Do the d(i,k) and D(k) depend on the magnitude of the correct values ck? It might be the case that large numbers of objects are more difficult to estimate than small ones even in terms of relative errors. This phenomenon is known as the Weber-Fechner law (Dehaene, 2003; Nieder and Dehaene, 2009). If so, the question arises whether this issue only affects the individual relative errors, or both the individual and collective relative errors. To investigate these questions we computed the mean individual relative error meani∈I d(i,k) for each picture k. Then we conducted regressions with the correct value ck as independent variable and meani∈I d(i,k) and D(k) as dependent variables.

Differences in individual ability

In order to find out whether some individuals consistently performed better than others we split the sequences of guesses in two halves, the guesses for pictures 1-5, and the guesses for pictures 6-10. For each individual i we computed the sums of relative errors for both sub-sequences, Σ_k=1…5 d(i,k) and Σ_k=6…10 d(i,k), and determined their correlation.

A significant correlation would be indicative of individual consistency.
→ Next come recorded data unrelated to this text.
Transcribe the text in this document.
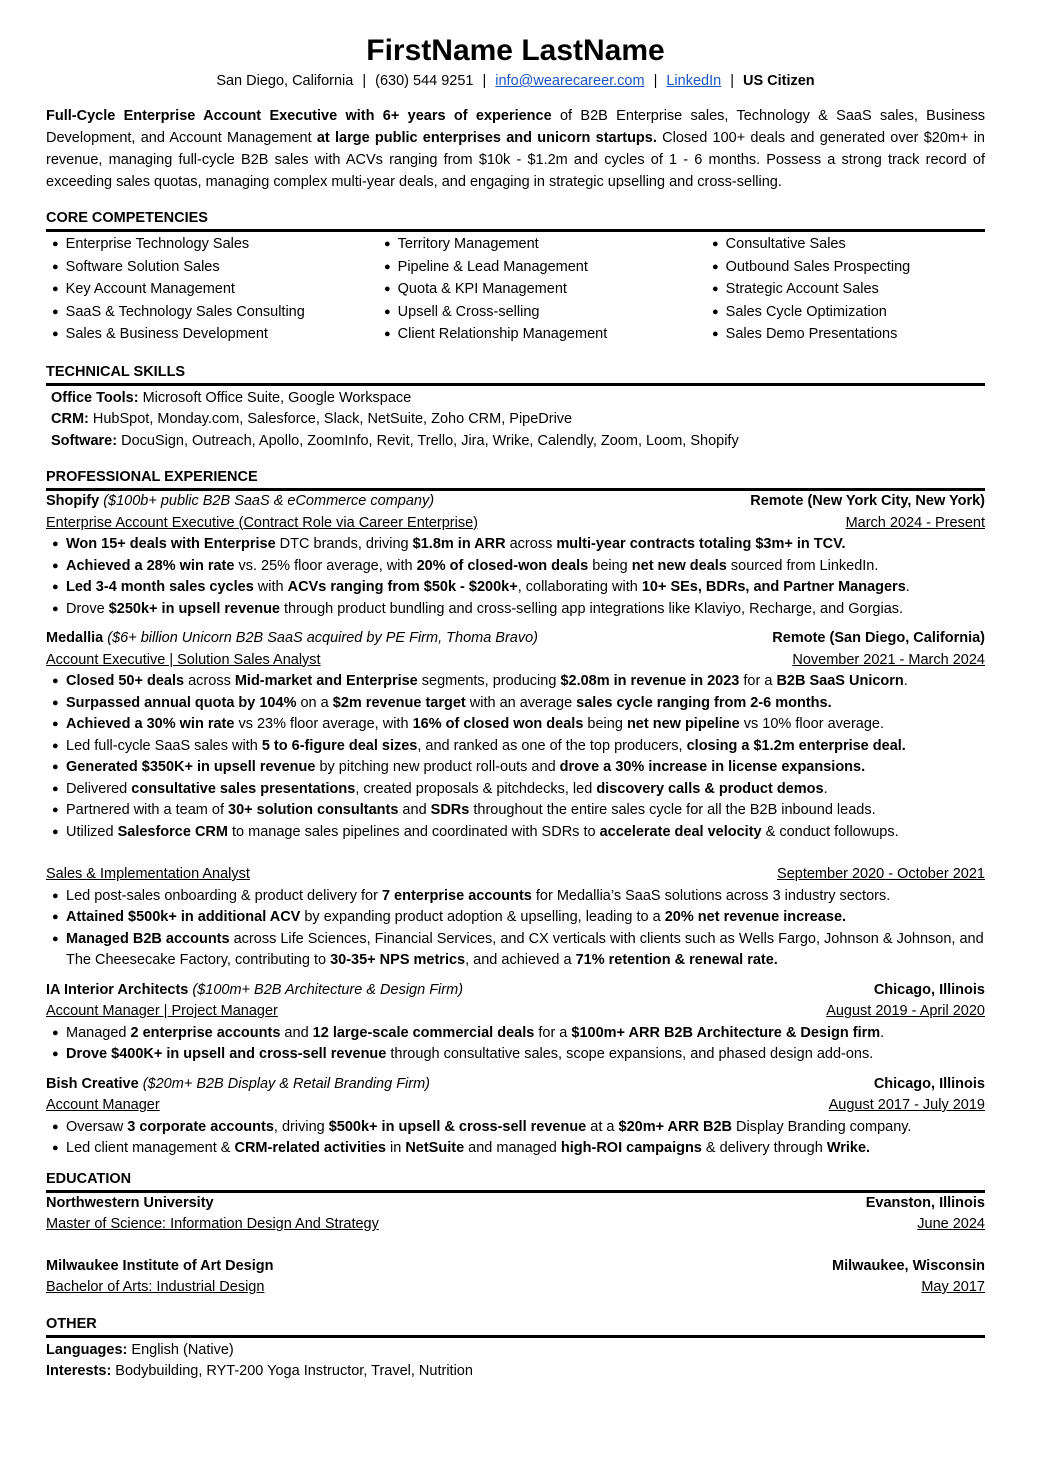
FirstName LastName
San Diego, California | (630) 544 9251 | info@wearecareer.com | LinkedIn | US Citizen
Full-Cycle Enterprise Account Executive with 6+ years of experience of B2B Enterprise sales, Technology & SaaS sales, Business Development, and Account Management at large public enterprises and unicorn startups. Closed 100+ deals and generated over $20m+ in revenue, managing full-cycle B2B sales with ACVs ranging from $10k - $1.2m and cycles of 1 - 6 months. Possess a strong track record of exceeding sales quotas, managing complex multi-year deals, and engaging in strategic upselling and cross-selling.
CORE COMPETENCIES
● Enterprise Technology Sales
● Software Solution Sales
● Key Account Management
● SaaS & Technology Sales Consulting
● Sales & Business Development
● Territory Management
● Pipeline & Lead Management
● Quota & KPI Management
● Upsell & Cross-selling
● Client Relationship Management
● Consultative Sales
● Outbound Sales Prospecting
● Strategic Account Sales
● Sales Cycle Optimization
● Sales Demo Presentations
TECHNICAL SKILLS
Office Tools: Microsoft Office Suite, Google Workspace
CRM: HubSpot, Monday.com, Salesforce, Slack, NetSuite, Zoho CRM, PipeDrive
Software: DocuSign, Outreach, Apollo, ZoomInfo, Revit, Trello, Jira, Wrike, Calendly, Zoom, Loom, Shopify
PROFESSIONAL EXPERIENCE
Shopify ($100b+ public B2B SaaS & eCommerce company)	Remote (New York City, New York)
Enterprise Account Executive (Contract Role via Career Enterprise)	March 2024 - Present
● Won 15+ deals with Enterprise DTC brands, driving $1.8m in ARR across multi-year contracts totaling $3m+ in TCV.
● Achieved a 28% win rate vs. 25% floor average, with 20% of closed-won deals being net new deals sourced from LinkedIn.
● Led 3-4 month sales cycles with ACVs ranging from $50k - $200k+, collaborating with 10+ SEs, BDRs, and Partner Managers.
● Drove $250k+ in upsell revenue through product bundling and cross-selling app integrations like Klaviyo, Recharge, and Gorgias.
Medallia ($6+ billion Unicorn B2B SaaS acquired by PE Firm, Thoma Bravo)	Remote (San Diego, California)
Account Executive | Solution Sales Analyst	November 2021 - March 2024
● Closed 50+ deals across Mid-market and Enterprise segments, producing $2.08m in revenue in 2023 for a B2B SaaS Unicorn.
● Surpassed annual quota by 104% on a $2m revenue target with an average sales cycle ranging from 2-6 months.
● Achieved a 30% win rate vs 23% floor average, with 16% of closed won deals being net new pipeline vs 10% floor average.
● Led full-cycle SaaS sales with 5 to 6-figure deal sizes, and ranked as one of the top producers, closing a $1.2m enterprise deal.
● Generated $350K+ in upsell revenue by pitching new product roll-outs and drove a 30% increase in license expansions.
● Delivered consultative sales presentations, created proposals & pitchdecks, led discovery calls & product demos.
● Partnered with a team of 30+ solution consultants and SDRs throughout the entire sales cycle for all the B2B inbound leads.
● Utilized Salesforce CRM to manage sales pipelines and coordinated with SDRs to accelerate deal velocity & conduct followups.
Sales & Implementation Analyst	September 2020 - October 2021
● Led post-sales onboarding & product delivery for 7 enterprise accounts for Medallia’s SaaS solutions across 3 industry sectors.
● Attained $500k+ in additional ACV by expanding product adoption & upselling, leading to a 20% net revenue increase.
● Managed B2B accounts across Life Sciences, Financial Services, and CX verticals with clients such as Wells Fargo, Johnson & Johnson, and The Cheesecake Factory, contributing to 30-35+ NPS metrics, and achieved a 71% retention & renewal rate.
IA Interior Architects ($100m+ B2B Architecture & Design Firm)	Chicago, Illinois
Account Manager | Project Manager	August 2019 - April 2020
● Managed 2 enterprise accounts and 12 large-scale commercial deals for a $100m+ ARR B2B Architecture & Design firm.
● Drove $400K+ in upsell and cross-sell revenue through consultative sales, scope expansions, and phased design add-ons.
Bish Creative ($20m+ B2B Display & Retail Branding Firm)	Chicago, Illinois
Account Manager	August 2017 - July 2019
● Oversaw 3 corporate accounts, driving $500k+ in upsell & cross-sell revenue at a $20m+ ARR B2B Display Branding company.
● Led client management & CRM-related activities in NetSuite and managed high-ROI campaigns & delivery through Wrike.
EDUCATION
Northwestern University	Evanston, Illinois
Master of Science: Information Design And Strategy	June 2024
Milwaukee Institute of Art Design	Milwaukee, Wisconsin
Bachelor of Arts: Industrial Design	May 2017
OTHER
Languages: English (Native)
Interests: Bodybuilding, RYT-200 Yoga Instructor, Travel, Nutrition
The d(i,k) tended to increase with increasing correct value c_k (see results section). Therefore, it seemed problematic to regard these error sums as measurements at interval scale or ratio scale level. However, the error sums certainly provide a measurement at an ordinal scale level and it made sense to use a rank correlation coefficient. Here we used Kendall’s τ_{, mainly} because it has a simple and intuitive interpretation.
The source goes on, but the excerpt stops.